Who would’ve thought the struggle for Communist power could be this funny?  

Is it worth $10? Yes 

Moscow, 1953. Josef Stalin unexpectedly dies of a cerebral hemorrhage. The Central Committee of the Communist Party descends into chaos, plotting, maneuvering, and manipulating to seize power. This sounds like great drama, and in real life no doubt it was for outside observers. In the hands of director Armando Iannucci, however, “The Death of Stalin” is a farce, a darkly funny look at the murderous and conniving men who revered, but mostly feared, their homicidal dictator.  

We know it’s not to be taken seriously for a variety of reasons.
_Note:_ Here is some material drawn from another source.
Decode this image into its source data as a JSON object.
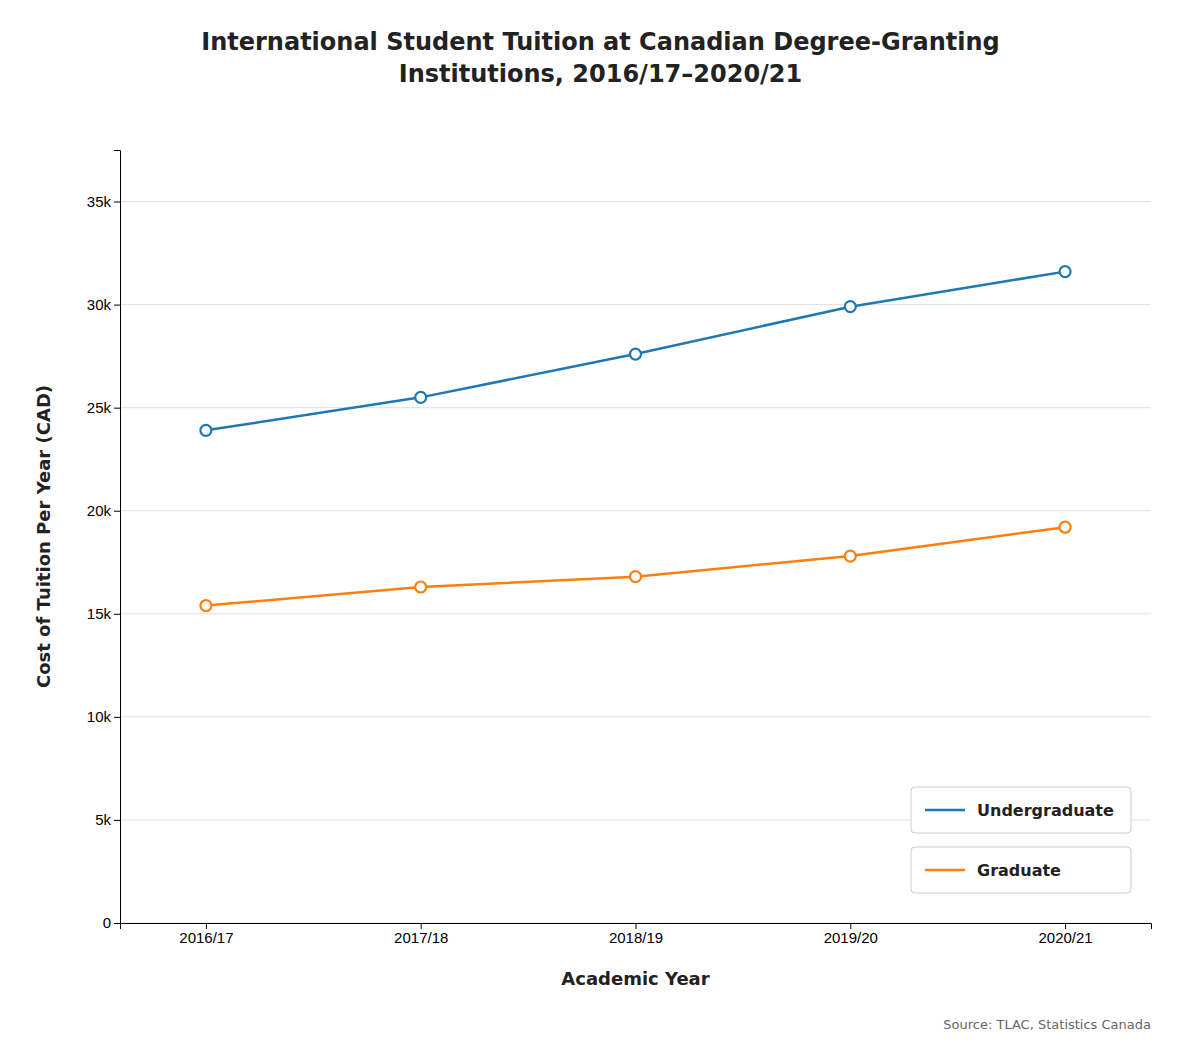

A French graphic novel of the same name inspired the premise, and graphic novels are nothing if not surreal. The non-Russian cast doesn’t bother to speak in Russian accents. The lighthearted opening moments, in which a concert that just finished needs to be redone so it can be recorded for Stalin, nicely sets the tone for the rest of the film. Then there’s this: The film was banned in Russia two days before its scheduled release for many reasons including, according to the Culture Ministry’s advisory board, that “the film desecrates our historical symbols.”

So, good, we can comfortably laugh at murder instructions, death lists, and inviting Catholic bishops to a Communist dictator’s funeral without worrying that any of it will be taken seriously. Best of all, it’s darn funny!

The main players are as reprehensible and yet oddly likeable as they come. Next in line to succeed Stalin is Georgy Malenkov (Jeffrey Tambor), though it’s obvious early on that he has neither the brains nor the cunning to hold on to the position for long. Scheming right behind him – and against one another – are Nikita Khrushchev (Steve Buscemi) and Lavrenti Beria (Simon Russell Beale), each of whom abuses his power in some way to try to oust the other. Another factor is Vyacheslav Molotov (Michael Palin), who unbeknownst to him was placed on a “death list” the day before Stalin died.

The politicians have one another, public perception, and Stalin’s family to deal with, and that’s no easy task. Stalin’s daughter Svetlana (Andrea Riseborough) is an emotional wreck, and his son, Vasily (Rupert Friend), is an alcoholic emotional wreck. In one scene Vasily, in a drunken rant, believes the Central Committee stole his father’s brain and sold it to the U.S.

You don’t see farce like “The Death of Stalin” very often on movie screens. The filmmakers have taken the true story of the battle for power after Stalin’s death and made a mockery out of it, with each high-ranking official in some way looking like an absurd buffoon with few (or in the case of Beria, no) redeeming qualities. This is far-fetched, silly and biting, and a better movie because it doesn’t skimp on any of those three things.

Did you know?
The film was released in the U.K. in October 2017 and received two BAFTA (British Oscar) nominations: For Best Screenplay and Outstanding British Film.